Anti-Spam: - If we find
out that customers using our system are sending out emails to non-opt-in lists,
their account will be locked and they will no longer be authorized to use
EmailCustomers.com for this purpose.
List Buying
Make very, very sure that you actually get what you order.
Brokers, especially, tend to think that whatever they have that is SIMILAR to
what you want, IS what you want. They have even been known to fudge the way they
write up sales contracts to reflect what you want, not what they have. Here are some preliminary questions to ask:
Where do they get their names and email addresses?
How old are they?
How do they keep the list current (double-opt-in lists are the best, but much more expensive)?
How are names taken off the list?
What sort of guarantee do they offer (most will not offer one)?
Make sure that exactly what you order is specifically stated on
the contract. Hope for the best, but have a plan in case you get the worst
possible result - no result at all from the mailing.
That said -- some sales offers just don't work.
So be prepared to use different parts of the same list to test your offers, so
you can find one that works well for you.
Some Definitions
EmailCustomers.com is setup to allow you to import a purchased opt-in list
or an existing list that you may already have from your customer base. The
following definitions are just an FYI in case you decide to rent a list from a
list broker.
CPA: Note: There's another definition of CPA, which means "Cost Per
Acquisition" -- which is a method of paying for emails sent out based on
results, the "Cost Per Acquisition" of a client or sale for you. How that works:
A company agrees to send out x number of emails for you, and you then pay them
based on a rate of $X per customer you get or sale you make. There are very few
email list brokers who will allow you to pay on a CPA basis.

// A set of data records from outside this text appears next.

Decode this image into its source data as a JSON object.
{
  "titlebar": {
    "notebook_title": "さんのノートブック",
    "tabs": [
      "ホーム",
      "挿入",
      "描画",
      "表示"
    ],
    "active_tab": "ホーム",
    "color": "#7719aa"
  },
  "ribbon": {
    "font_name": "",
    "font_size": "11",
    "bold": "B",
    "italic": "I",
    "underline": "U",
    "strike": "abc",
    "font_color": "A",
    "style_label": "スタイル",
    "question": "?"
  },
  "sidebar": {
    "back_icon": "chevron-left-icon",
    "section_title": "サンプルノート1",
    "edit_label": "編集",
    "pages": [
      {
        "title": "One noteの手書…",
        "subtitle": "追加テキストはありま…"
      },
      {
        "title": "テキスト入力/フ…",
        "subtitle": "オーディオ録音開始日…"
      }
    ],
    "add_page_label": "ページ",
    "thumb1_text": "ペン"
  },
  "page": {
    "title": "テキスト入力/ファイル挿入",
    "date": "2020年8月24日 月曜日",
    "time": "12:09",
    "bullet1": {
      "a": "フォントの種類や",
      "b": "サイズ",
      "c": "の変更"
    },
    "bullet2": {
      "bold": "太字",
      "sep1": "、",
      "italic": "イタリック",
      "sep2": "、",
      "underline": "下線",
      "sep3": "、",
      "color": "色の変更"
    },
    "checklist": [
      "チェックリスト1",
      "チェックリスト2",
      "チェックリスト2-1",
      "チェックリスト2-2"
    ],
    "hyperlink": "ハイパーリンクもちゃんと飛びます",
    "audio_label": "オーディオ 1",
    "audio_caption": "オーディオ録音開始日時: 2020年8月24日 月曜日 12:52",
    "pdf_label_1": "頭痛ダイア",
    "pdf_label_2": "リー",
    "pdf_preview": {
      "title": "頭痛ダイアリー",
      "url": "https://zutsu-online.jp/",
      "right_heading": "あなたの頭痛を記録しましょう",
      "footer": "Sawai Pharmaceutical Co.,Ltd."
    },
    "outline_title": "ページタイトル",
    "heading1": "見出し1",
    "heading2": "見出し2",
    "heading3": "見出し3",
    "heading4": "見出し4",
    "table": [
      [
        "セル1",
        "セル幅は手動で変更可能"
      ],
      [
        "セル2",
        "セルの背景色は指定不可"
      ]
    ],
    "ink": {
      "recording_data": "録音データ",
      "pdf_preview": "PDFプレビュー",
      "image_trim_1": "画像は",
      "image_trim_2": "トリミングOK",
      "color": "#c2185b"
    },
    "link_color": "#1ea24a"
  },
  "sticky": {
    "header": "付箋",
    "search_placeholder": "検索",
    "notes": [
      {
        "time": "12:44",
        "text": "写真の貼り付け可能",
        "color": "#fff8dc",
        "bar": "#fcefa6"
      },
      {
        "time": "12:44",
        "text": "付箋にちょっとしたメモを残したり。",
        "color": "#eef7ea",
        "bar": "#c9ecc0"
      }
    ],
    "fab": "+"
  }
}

Most of them want you
to buy their lists on a "CPM" basis.
CPM: means Cost Per M (where M = one thousand) emails, and that's what
list brokers will usually try to sell you. For example, sending out 100,000
emails at a CPM of $40/M would cost you $4,000. On a CPM basis they get paid for
sending out emails on your behalf, whether or not you make any sales from those
emails.
CPC: means Cost Per Click thru. When the email goes out, it will
have a link for people to click -- some webpage for them to visit to get more
info or to sign up or whatever. For a mailing sent out on a CPC basis, you pay
for every click thru to that target URL, whether they buy anything or not.